Empecé a susurrarle todos los días un saludo. Muy bajito y medio hacia adentro, como se le habla a un niño dormido, no para que escuche. Ridículamente le puse un nombre: Igor lo llamé. Un acto de conquista injustificado, pero lo sentía un poco mío de tan ahí al alcance que estaba, de tan cotidiano que era nuestro encuentro. “Buen día, Igor, descansá”, decía a solas mientras conducía hacia el puente para tomar la autopista.
Mi mirada hacia él dio un giro total el día que me acerqué a pie. Y lo miré bien. No sólo de frente, lo recorrí. Era muy diferente a lo que veía desde el auto en movimiento. Igor tenía secretos y me los revelaba generosamente.
Lo primero que me sorprendió fue su complejidad. Nunca lo había percibido como una criatura simple; cierta sofisticación ya se le notaba en el gesto. Sin embargo, sus recovecos y alegorías superaron cualquier expectativa posible. La superficie está impresa con una constelación de tipografías antiguas, dispersas y azarosas. Además, hay casitas de ensueño, caballos, árboles, un bebé, una biblioteca, una calavera con un gorila encima, figuras humanas en positivo y en negativo, una “Q” grande que forma una isla: una ciudad en ruinas circundada por un lago donde flota un barco. Hay una “Olivetti” con un párrafo como recién tipeado: “Un hombre se propone la tarea de dibujar al mundo… Poco antes de morir descubre que ese paciente laberinto de líneas traza la imagen de su cara”. Firma JLB: es el epílogo de El Hacedor. En la parte de atrás deja de ser una cabeza, se vuelve una estructura cóncava y tiene un banco para sentarse, o acostarse. En una zona del cráneo hay un hueco cuadrado, es un cuarto, allí dentro duerme un escritor -a juzgar por la máquina de escribir que tiene delante-, es un lector por el libro abierto que lleva en sus manos.
Sigo rodeándolo. En la base, donde debería insertarse un cuello, hay una puerta de verdad. Está cerrada. En el marco, una placa indica que la obra se llama El sueño del lector. Que su autor es Pablo Irrgang y el año de creación, 2016. Hay una lista de asistentes técnicos. No entiendo esto (todavía).
Ese día Igor se transformó en otro para mí. Yo lo seguía mirando y saludando, pero distinto. Mejor.
Pensaba que ya sabía quién era, ahora sí. Pero no. Había más.
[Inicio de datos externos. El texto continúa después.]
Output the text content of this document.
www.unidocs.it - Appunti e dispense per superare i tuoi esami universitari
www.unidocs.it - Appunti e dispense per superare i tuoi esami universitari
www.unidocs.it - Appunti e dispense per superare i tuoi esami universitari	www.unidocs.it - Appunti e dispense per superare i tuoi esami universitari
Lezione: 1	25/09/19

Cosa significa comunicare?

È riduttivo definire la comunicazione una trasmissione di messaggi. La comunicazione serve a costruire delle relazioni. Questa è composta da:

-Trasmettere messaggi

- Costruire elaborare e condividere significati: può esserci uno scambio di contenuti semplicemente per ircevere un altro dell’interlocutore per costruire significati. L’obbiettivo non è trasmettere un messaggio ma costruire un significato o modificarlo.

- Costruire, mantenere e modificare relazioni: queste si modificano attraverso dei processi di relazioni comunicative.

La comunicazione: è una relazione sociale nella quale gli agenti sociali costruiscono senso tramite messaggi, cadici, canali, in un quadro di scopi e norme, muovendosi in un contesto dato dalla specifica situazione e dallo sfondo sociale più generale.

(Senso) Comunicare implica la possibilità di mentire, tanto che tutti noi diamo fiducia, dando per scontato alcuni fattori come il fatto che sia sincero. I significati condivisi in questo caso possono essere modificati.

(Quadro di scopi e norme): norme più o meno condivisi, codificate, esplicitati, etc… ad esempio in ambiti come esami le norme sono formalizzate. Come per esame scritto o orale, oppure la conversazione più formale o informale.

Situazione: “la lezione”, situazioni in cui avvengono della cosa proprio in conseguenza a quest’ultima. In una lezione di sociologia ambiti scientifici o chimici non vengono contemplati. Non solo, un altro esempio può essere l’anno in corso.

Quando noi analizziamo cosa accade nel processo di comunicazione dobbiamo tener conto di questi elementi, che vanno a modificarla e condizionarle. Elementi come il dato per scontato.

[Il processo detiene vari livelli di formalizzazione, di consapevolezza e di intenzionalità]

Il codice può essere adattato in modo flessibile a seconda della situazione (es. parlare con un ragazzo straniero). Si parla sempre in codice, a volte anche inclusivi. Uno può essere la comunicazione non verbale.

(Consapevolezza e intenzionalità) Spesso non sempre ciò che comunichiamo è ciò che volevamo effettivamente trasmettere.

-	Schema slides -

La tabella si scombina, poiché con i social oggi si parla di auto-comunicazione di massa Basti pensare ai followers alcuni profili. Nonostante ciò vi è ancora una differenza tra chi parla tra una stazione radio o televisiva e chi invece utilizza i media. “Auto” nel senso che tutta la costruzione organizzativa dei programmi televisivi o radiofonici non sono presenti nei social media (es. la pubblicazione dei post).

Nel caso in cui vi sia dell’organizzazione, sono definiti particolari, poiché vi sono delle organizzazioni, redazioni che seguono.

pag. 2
Quise conocerlo más y averigüé su historia. El sueño del lector (aunque yo lo siga llamando aun hoy Igor en mi intimidad) es en realidad una escultura performática sonoro lumínica. Y no funciona.
Sin que le falte el cuerpo, está incompleto. Nació para encenderse y recitar por las noches.
En su interior hay además computadoras programadas para, en un loop continuo y aleatorio, hacer oír la voz de autores argentinos leyendo sus propios textos.
Su estructura es translúcida aunque no se note. Su piel es una membrana de fibra de vidrio; su carne, resina epoxi con sobrecarga de cuarzo. Iluminado por dentro brilla como si tuviera una brasa. Pero no se enciende.
En su interior hay además computadoras programadas para, en un loop continuo y aleatorio, hacer oír la voz de autores argentinos leyendo sus propios textos. Rodolfo Walsh, Olga Orozco, Julio Cortázar, Alejandra Pizarnik. Tesoros de la Audiovideoteca de Escritores.
La obra tuvo solamente unos meses de la vida que había sido creada para él. Luego fue desconectado de la corriente eléctrica -la que distribuye el riego por aspersión del parque- porque “no tenía medidor”. Y nunca lo tuvo.
Quedó oscuro y callado. Abandonado. Fue tatuado con trazos de graffitis y tiene también otras cicatrices de vandalismo.
Cuentan en el barrio que desde siempre el banco fue refugio nocturno de personas que viven en situación de calle. Por eso hay frazadas guardadas en el arbusto de al lado. Cuentan que una vez un hombre, muy parecido a Walt Whitman, preguntó por qué se había quedado mudo el gigante. Cuentan que lamentaba que ya nadie lo arrullara con cuentos.
En su la historia, descubrí otro sentido a su mueca: mi Igor plácido se convirtió en el lector contrariado.
Mírenlo. Está dormido. No lo despierten. Pero mírenlo, es precioso. Y escuchen. Quizás alguna noche de estas pueda empezar por fin a soñar en voz alta.